Menteri Haji dan Umrah (Menhaj) Mochamad Irfan Yusuf hadir langsung menyambut para jemaah. Ia menyampaikan ucapan selamat datang sekaligus doa agar seluruh ibadah yang dijalani selama di Tanah Suci diterima oleh Allah SWT.
“Kami mengucapkan selamat datang kembali kepada seluruh jemaah haji Kabupaten Mojokerto. Alhamdulillah Bapak dan Ibu dapat kembali ke Tanah Air dalam keadaan sehat dan selamat. Semoga seluruh amal ibadah diterima Allah SWT, menjadi haji yang mabrur, serta membawa keberkahan bagi keluarga, masyarakat, dan bangsa,” ujar Menhaj.
Menurut Menhaj, kelancaran penyelenggaraan haji tahun ini tidak lepas dari kedisiplinan jemaah serta kerja keras petugas yang mendampingi sejak keberangkatan hingga proses pemulangan.
“Kami terus berupaya menghadirkan layanan yang semakin baik bagi jemaah. Masukan dan apresiasi dari jemaah menjadi penyemangat bagi kami untuk terus meningkatkan kualitas pelayanan haji pada tahun-tahun mendatang,” lanjutnya.
Penyambutan jemaah juga dihadiri Bupati Mojokerto Muhammad Al Barra. Ia mengaku bersyukur seluruh jemaah dapat kembali ke daerah dalam keadaan sehat dan selamat.
“Selamat datang kembali kepada Bapak dan Ibu jemaah haji Kabupaten Mojokerto. Alhamdulillah seluruh jemaah kembali dalam keadaan sehat dan selamat setelah melaksanakan ibadah haji di Tanah Suci. Semoga seluruh rangkaian ibadah yang telah dijalankan diterima Allah SWT dan menjadi haji yang mabrur,” ujar Muhammad Al Barra.
Bupati turut menyampaikan apresiasi kepada Kementerian Haji dan Umrah serta seluruh petugas haji yang telah memberikan pelayanan dan pendampingan selama musim haji berlangsung.
Dalam acara penyambutan tersebut, 10 jemaah haji asal Mojokerto juga menerima bantuan dari Uni Emirat Arab (UEA) dengan nilai masing-masing Rp20.815.187,28.
Mereka merupakan bagian dari 160 jemaah haji Indonesia yang mendapatkan bantuan serupa melalui program yang disalurkan kepada jemaah yang membutuhkan.
Salah satu penerima bantuan, Parniti, mengaku bersyukur dapat menunaikan ibadah haji dengan lancar sekaligus kembali ke Tanah Air dalam kondisi sehat.
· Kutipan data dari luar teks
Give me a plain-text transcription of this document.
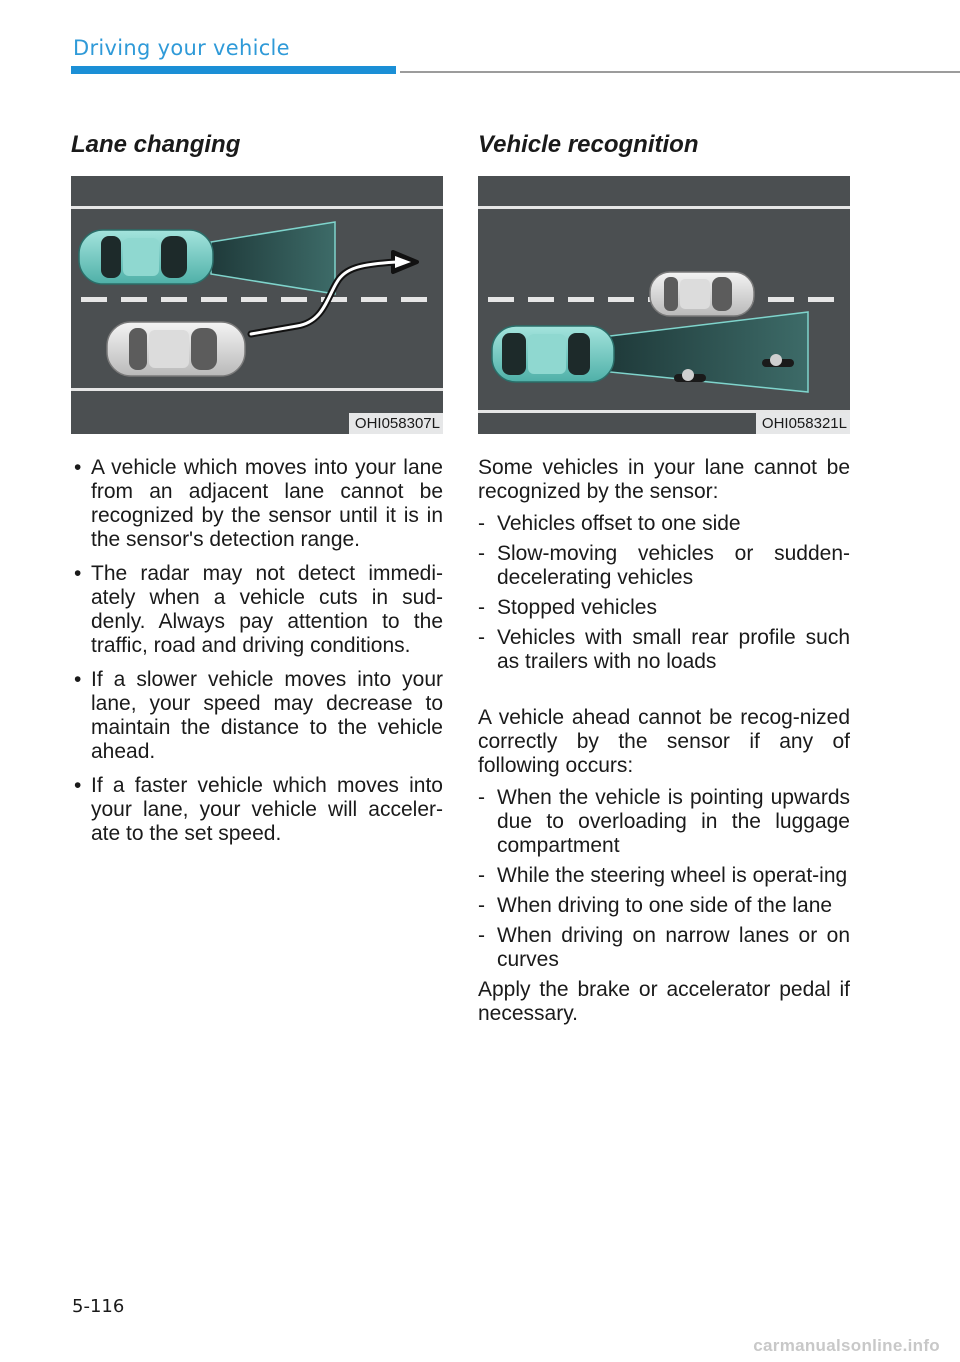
Driving your vehicle
Lane changing
OHI058307L
• A vehicle which moves into your lane from an adjacent lane cannot be recognized by the sensor until it is in the sensor's detection range.
• The radar may not detect immedi-ately when a vehicle cuts in sud-denly. Always pay attention to the traffic, road and driving conditions.
• If a slower vehicle moves into your lane, your speed may decrease to maintain the distance to the vehicle ahead.
• If a faster vehicle which moves into your lane, your vehicle will acceler-ate to the set speed.
Vehicle recognition
OHI058321L

Some vehicles in your lane cannot be recognized by the sensor:

- Vehicles offset to one side
- Slow-moving vehicles or sudden-decelerating vehicles
- Stopped vehicles
- Vehicles with small rear profile such as trailers with no loads

A vehicle ahead cannot be recog-nized correctly by the sensor if any of following occurs:

- When the vehicle is pointing upwards due to overloading in the luggage compartment
- While the steering wheel is operat-ing
- When driving to one side of the lane
- When driving on narrow lanes or on curves

Apply the brake or accelerator pedal if necessary.

5-116
carmanualsonline.info
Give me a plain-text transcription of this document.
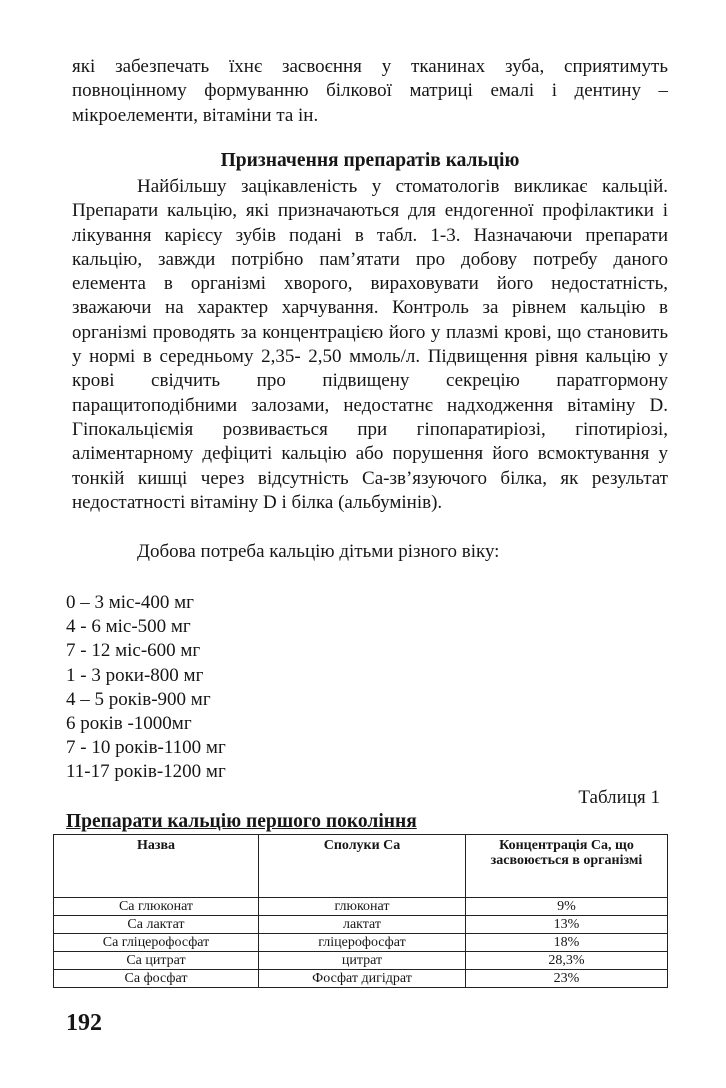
які забезпечать їхнє засвоєння у тканинах зуба, сприятимуть повноцінному формуванню білкової матриці емалі і дентину – мікроелементи, вітаміни та ін.

Призначення препаратів кальцію

Найбільшу зацікавленість у стоматологів викликає кальцій. Препарати кальцію, які призначаються для ендогенної профілактики і лікування карієсу зубів подані в табл. 1-3. Назначаючи препарати кальцію, завжди потрібно пам’ятати про добову потребу даного елемента в організмі хворого, вираховувати його недостатність, зважаючи на характер харчування. Контроль за рівнем кальцію в організмі проводять за концентрацією його у плазмі крові, що становить у нормі в середньому 2,35- 2,50 ммоль/л. Підвищення рівня кальцію у крові свідчить про підвищену секрецію паратгормону паращитоподібними залозами, недостатнє надходження вітаміну D. Гіпокальціємія розвивається при гіпопаратиріозі, гіпотиріозі, аліментарному дефіциті кальцію або порушення його всмоктування у тонкій кишці через відсутність Са-зв’язуючого білка, як результат недостатності вітаміну D і білка (альбумінів).

Добова потреба кальцію дітьми різного віку:

0 – 3 міс-400 мг
4 - 6 міс-500 мг
7 - 12 міс-600 мг
1 - 3 роки-800 мг
4 – 5 років-900 мг
6 років -1000мг
7 - 10 років-1100 мг
11-17 років-1200 мг
Таблиця 1
Препарати кальцію першого покоління
Назва	Сполуки Са	Концентрація Са, що засвоюється в організмі
Са глюконат	глюконат	9%
Са лактат	лактат	13%
Са гліцерофосфат	гліцерофосфат	18%
Са цитрат	цитрат	28,3%
Са фосфат	Фосфат дигідрат	23%
192
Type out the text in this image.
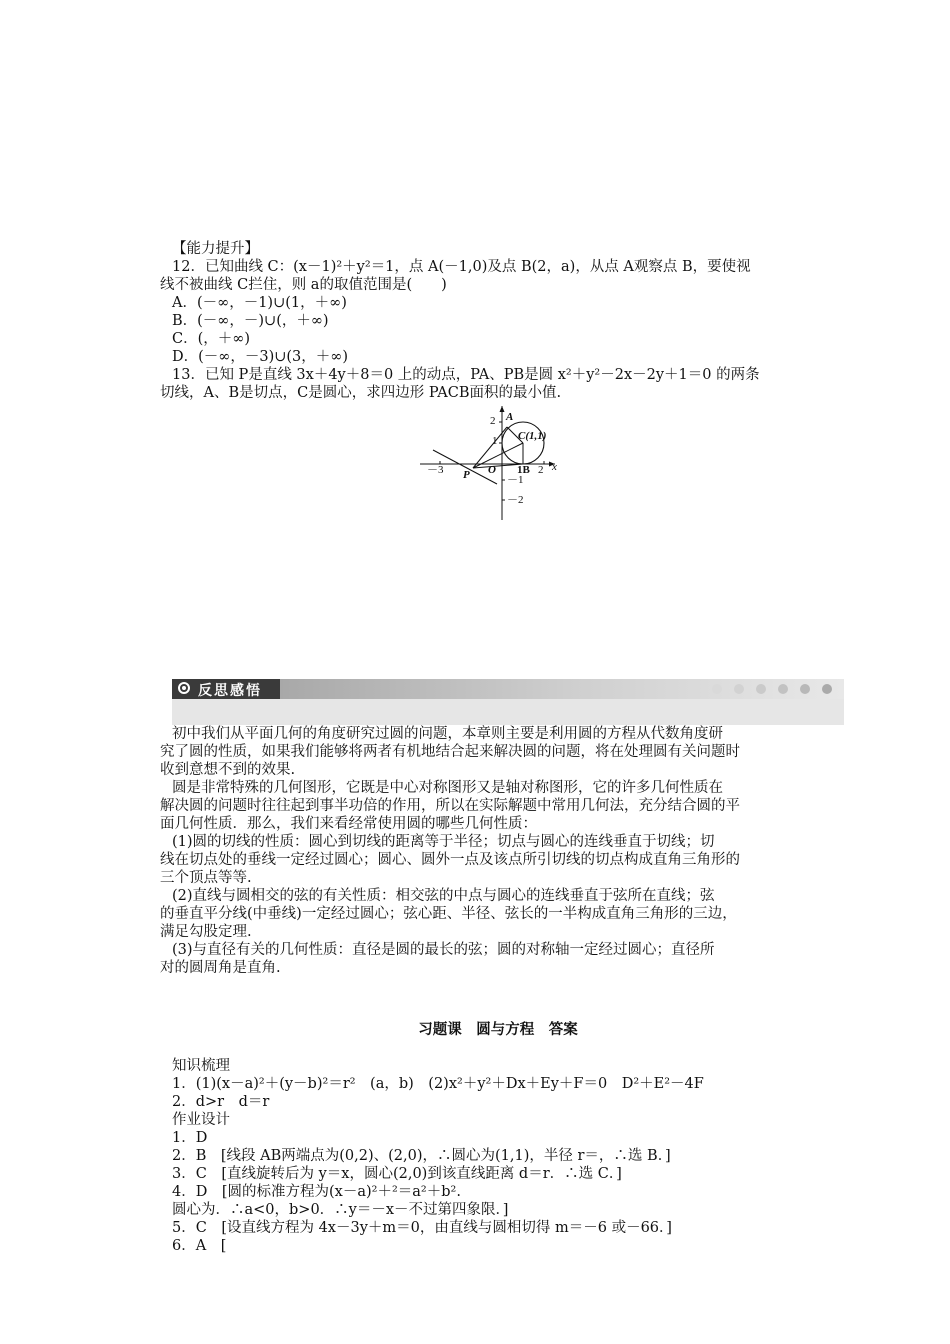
【能力提升】
12．已知曲线 C：(x－1)²＋y²＝1，点 A(－1,0)及点 B(2，a)，从点 A观察点 B，要使视
线不被曲线 C拦住，则 a的取值范围是(　　)
A．(－∞，－1)∪(1，＋∞)
B．(－∞，－)∪(，＋∞)
C．(，＋∞)
D．(－∞，－3)∪(3，＋∞)
13．已知 P是直线 3x＋4y＋8＝0 上的动点，PA、PB是圆 x²＋y²－2x－2y＋1＝0 的两条
切线，A、B是切点，C是圆心，求四边形 PACB面积的最小值.
2
1
－1
－2
－3	1B 2 x
O
P
A
C(1,1)
反思感悟
初中我们从平面几何的角度研究过圆的问题，本章则主要是利用圆的方程从代数角度研
究了圆的性质，如果我们能够将两者有机地结合起来解决圆的问题，将在处理圆有关问题时
收到意想不到的效果.
圆是非常特殊的几何图形，它既是中心对称图形又是轴对称图形，它的许多几何性质在
解决圆的问题时往往起到事半功倍的作用，所以在实际解题中常用几何法，充分结合圆的平
面几何性质．那么，我们来看经常使用圆的哪些几何性质：
(1)圆的切线的性质：圆心到切线的距离等于半径；切点与圆心的连线垂直于切线；切
线在切点处的垂线一定经过圆心；圆心、圆外一点及该点所引切线的切点构成直角三角形的
三个顶点等等.
(2)直线与圆相交的弦的有关性质：相交弦的中点与圆心的连线垂直于弦所在直线；弦
的垂直平分线(中垂线)一定经过圆心；弦心距、半径、弦长的一半构成直角三角形的三边，
满足勾股定理.
(3)与直径有关的几何性质：直径是圆的最长的弦；圆的对称轴一定经过圆心；直径所
对的圆周角是直角.
习题课　圆与方程　答案
知识梳理
1．(1)(x－a)²＋(y－b)²＝r²　(a，b)　(2)x²＋y²＋Dx＋Ey＋F＝0　D²＋E²－4F
2．d>r　d＝r
作业设计
1．D
2．B　[线段 AB两端点为(0,2)、(2,0)，∴圆心为(1,1)，半径 r＝，∴选 B．]
3．C　[直线旋转后为 y＝x，圆心(2,0)到该直线距离 d＝r．∴选 C．]
4．D　[圆的标准方程为(x－a)²＋²＝a²＋b².
圆心为．∴a<0，b>0．∴y＝－x－不过第四象限．]
5．C　[设直线方程为 4x－3y＋m＝0，由直线与圆相切得 m＝－6 或－66．]
6．A　[
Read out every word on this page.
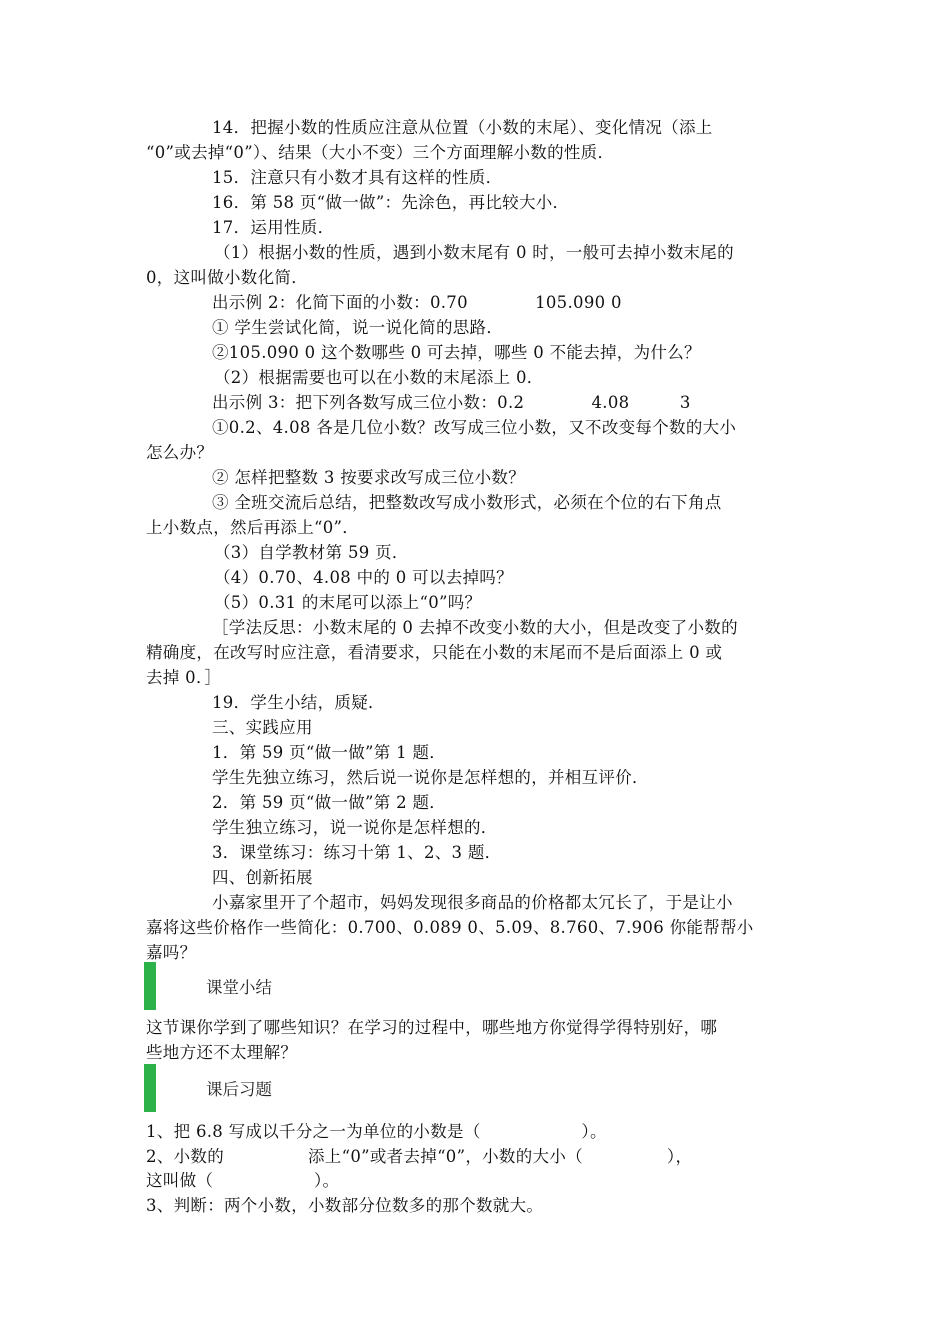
14．把握小数的性质应注意从位置（小数的末尾）、变化情况（添上
“0”或去掉“0”）、结果（大小不变）三个方面理解小数的性质．
15．注意只有小数才具有这样的性质．
16．第 58 页“做一做”：先涂色，再比较大小．
17．运用性质．
（1）根据小数的性质，遇到小数末尾有 0 时，一般可去掉小数末尾的
0，这叫做小数化简．
出示例 2：化简下面的小数：0.70　　　　105.090 0
① 学生尝试化简，说一说化简的思路．
②105.090 0 这个数哪些 0 可去掉，哪些 0 不能去掉，为什么？
（2）根据需要也可以在小数的末尾添上 0．
出示例 3：把下列各数写成三位小数：0.2　　　　4.08　　　3
①0.2、4.08 各是几位小数？改写成三位小数，又不改变每个数的大小
怎么办？
② 怎样把整数 3 按要求改写成三位小数？
③ 全班交流后总结，把整数改写成小数形式，必须在个位的右下角点
上小数点，然后再添上“0”．
（3）自学教材第 59 页．
（4）0.70、4.08 中的 0 可以去掉吗？
（5）0.31 的末尾可以添上“0”吗？
［学法反思：小数末尾的 0 去掉不改变小数的大小，但是改变了小数的
精确度，在改写时应注意，看清要求，只能在小数的末尾而不是后面添上 0 或
去掉 0．］
19．学生小结，质疑．
三、实践应用
1．第 59 页“做一做”第 1 题．
学生先独立练习，然后说一说你是怎样想的，并相互评价．
2．第 59 页“做一做”第 2 题．
学生独立练习，说一说你是怎样想的．
3．课堂练习：练习十第 1、2、3 题．
四、创新拓展
小嘉家里开了个超市，妈妈发现很多商品的价格都太冗长了，于是让小
嘉将这些价格作一些简化：0.700、0.089 0、5.09、8.760、7.906 你能帮帮小
嘉吗？
课堂小结
这节课你学到了哪些知识？在学习的过程中，哪些地方你觉得学得特别好，哪
些地方还不太理解？
课后习题
1、把 6.8 写成以千分之一为单位的小数是（　　　　　　）。
2、小数的　　　　　添上“0”或者去掉“0”，小数的大小（　　　　　），
这叫做（　　　　　　）。
3、判断：两个小数，小数部分位数多的那个数就大。
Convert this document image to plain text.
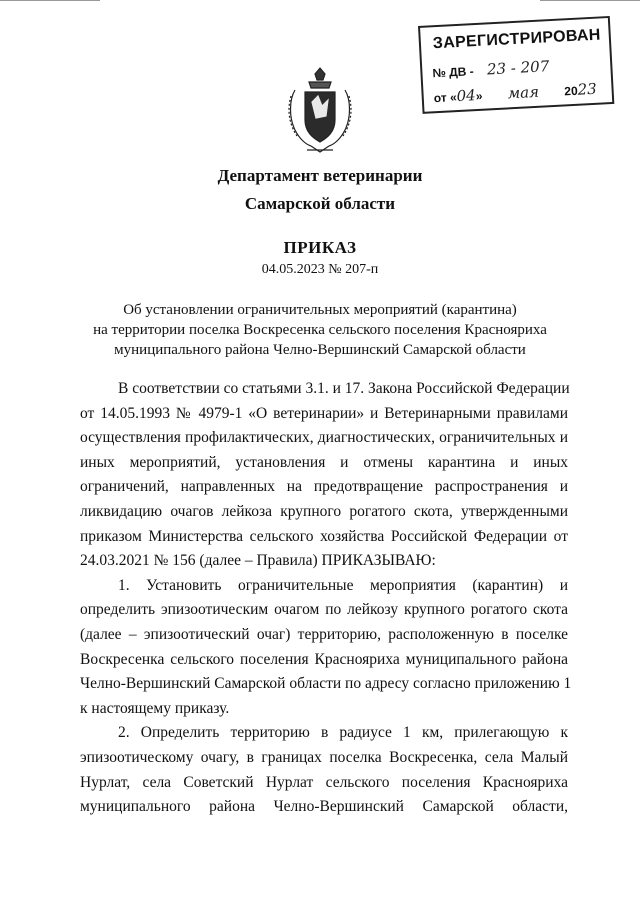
ЗАРЕГИСТРИРОВАН
№ ДВ - 23 - 207
от «04» мая 2023
Департамент ветеринарии
Самарской области
ПРИКАЗ
04.05.2023 № 207-п
Об установлении ограничительных мероприятий (карантина)
на территории поселка Воскресенка сельского поселения Краснояриха
муниципального района Челно-Вершинский Самарской области
В соответствии со статьями 3.1. и 17. Закона Российской Федерации
от 14.05.1993 № 4979-1 «О ветеринарии» и Ветеринарными правилами
осуществления профилактических, диагностических, ограничительных и
иных мероприятий, установления и отмены карантина и иных
ограничений, направленных на предотвращение распространения и
ликвидацию очагов лейкоза крупного рогатого скота, утвержденными
приказом Министерства сельского хозяйства Российской Федерации от
24.03.2021 № 156 (далее – Правила) ПРИКАЗЫВАЮ:
1. Установить ограничительные мероприятия (карантин) и
определить эпизоотическим очагом по лейкозу крупного рогатого скота
(далее – эпизоотический очаг) территорию, расположенную в поселке
Воскресенка сельского поселения Краснояриха муниципального района
Челно-Вершинский Самарской области по адресу согласно приложению 1
к настоящему приказу.
2. Определить территорию в радиусе 1 км, прилегающую к
эпизоотическому очагу, в границах поселка Воскресенка, села Малый
Нурлат, села Советский Нурлат сельского поселения Краснояриха
муниципального района Челно-Вершинский Самарской области,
Ia juga menilai kualitas layanan haji tahun ini mengalami peningkatan dibandingkan yang dibayangkannya sebelum berangkat.
“Alhamdulillah kami sangat bersyukur dapat menunaikan ibadah haji dengan lancar dan kembali ke Tanah Air dalam keadaan sehat. Pelayanan tahun ini sangat baik, petugas selalu hadir membantu, ramah, dan peduli kepada jemaah. Bantuan yang kami terima juga menjadi perhatian yang sangat berarti bagi kami. Semoga pelayanan haji Indonesia semakin baik pada tahun-tahun mendatang,” ujar Parniti.
Kemenhaj menegaskan proses pemulangan jemaah haji Indonesia masih terus berlangsung dan akan dikawal hingga seluruh jemaah tiba kembali di daerah masing-masing.
Pemerintah berharap para jemaah tidak hanya membawa oleh-oleh dari Tanah Suci, tetapi juga membawa pulang semangat kemabruran, kepedulian sosial, dan nilai-nilai kebaikan yang dapat ditularkan kepada keluarga maupun masyarakat di lingkungan sekitarnya.